Over on the Wilder side, OG Shelly Finkel has been in the game for parts of five decades. He’s seen close to it all, but the saga to get to this third fight is in a league by itself. “Fury was supposed to get his second shot before, he didn’t get it, at the press conference he said he had been vaccinated,” Finkel told me on the phone Friday. “But I’m focused on one thing, and that’s Deontay Wilder winning the title. Everything else is superfluous.” By that, he meant he knows what he can influence, possibly, and what is out of his lane.

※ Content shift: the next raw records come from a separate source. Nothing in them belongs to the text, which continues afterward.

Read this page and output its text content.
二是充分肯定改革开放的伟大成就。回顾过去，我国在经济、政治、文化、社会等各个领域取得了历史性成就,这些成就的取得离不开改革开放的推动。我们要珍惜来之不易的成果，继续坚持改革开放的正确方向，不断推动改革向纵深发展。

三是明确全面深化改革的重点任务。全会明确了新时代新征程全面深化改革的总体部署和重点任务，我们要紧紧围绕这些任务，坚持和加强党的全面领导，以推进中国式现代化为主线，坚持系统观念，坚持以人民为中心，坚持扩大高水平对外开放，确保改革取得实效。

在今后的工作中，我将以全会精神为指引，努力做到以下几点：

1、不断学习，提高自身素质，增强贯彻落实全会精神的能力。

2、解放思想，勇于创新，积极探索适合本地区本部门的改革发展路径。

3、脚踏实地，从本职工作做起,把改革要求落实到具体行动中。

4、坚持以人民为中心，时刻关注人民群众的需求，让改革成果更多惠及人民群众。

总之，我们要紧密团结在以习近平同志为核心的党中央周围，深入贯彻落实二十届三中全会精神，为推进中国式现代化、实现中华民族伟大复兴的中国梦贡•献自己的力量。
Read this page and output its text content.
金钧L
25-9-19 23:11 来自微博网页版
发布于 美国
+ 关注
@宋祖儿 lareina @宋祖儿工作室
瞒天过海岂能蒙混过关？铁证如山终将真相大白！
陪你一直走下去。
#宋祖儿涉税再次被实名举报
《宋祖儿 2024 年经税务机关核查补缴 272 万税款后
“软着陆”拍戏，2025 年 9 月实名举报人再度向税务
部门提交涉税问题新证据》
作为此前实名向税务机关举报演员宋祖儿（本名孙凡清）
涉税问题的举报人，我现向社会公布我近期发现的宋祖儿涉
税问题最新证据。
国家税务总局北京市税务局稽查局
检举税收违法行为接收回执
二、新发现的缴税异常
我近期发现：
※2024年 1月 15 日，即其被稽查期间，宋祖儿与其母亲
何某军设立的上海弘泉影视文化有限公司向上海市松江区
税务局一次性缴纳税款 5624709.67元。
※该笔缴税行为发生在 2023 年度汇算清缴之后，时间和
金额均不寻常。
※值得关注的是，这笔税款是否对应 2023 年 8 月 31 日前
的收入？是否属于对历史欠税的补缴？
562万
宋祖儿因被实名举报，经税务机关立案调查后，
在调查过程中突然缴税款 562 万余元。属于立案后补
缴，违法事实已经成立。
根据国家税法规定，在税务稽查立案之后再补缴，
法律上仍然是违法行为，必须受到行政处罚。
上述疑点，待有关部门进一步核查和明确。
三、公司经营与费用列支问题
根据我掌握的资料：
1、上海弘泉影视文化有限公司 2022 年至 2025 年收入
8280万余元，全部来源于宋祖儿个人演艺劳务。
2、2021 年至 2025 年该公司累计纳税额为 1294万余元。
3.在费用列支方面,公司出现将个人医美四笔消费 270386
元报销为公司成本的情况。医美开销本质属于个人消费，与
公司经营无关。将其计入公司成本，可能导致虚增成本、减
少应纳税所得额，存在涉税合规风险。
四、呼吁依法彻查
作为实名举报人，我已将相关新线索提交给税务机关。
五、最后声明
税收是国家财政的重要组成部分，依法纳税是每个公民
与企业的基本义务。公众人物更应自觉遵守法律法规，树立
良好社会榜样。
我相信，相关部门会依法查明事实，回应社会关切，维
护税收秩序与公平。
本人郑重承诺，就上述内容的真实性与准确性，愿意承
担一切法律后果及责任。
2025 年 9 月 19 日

“I can do what’s in my power,” the New York deal-maker said. “Fury knows what the consequences are if he pulls out again…but I can’t change his thinking.” It sounds like he’s said his two cents, maybe to Bob Arum, about the import of keeping Covid from messing up another high profile bout. “I know I can have impact on our side. So everyone (involved in the Wilder camp) is vaccinated, a couple are not, but are masked, and taking precautions. I think Tyson Fury is playing with fire. But I’m praying he and his team take enough precautions so he doesn’t get it again.”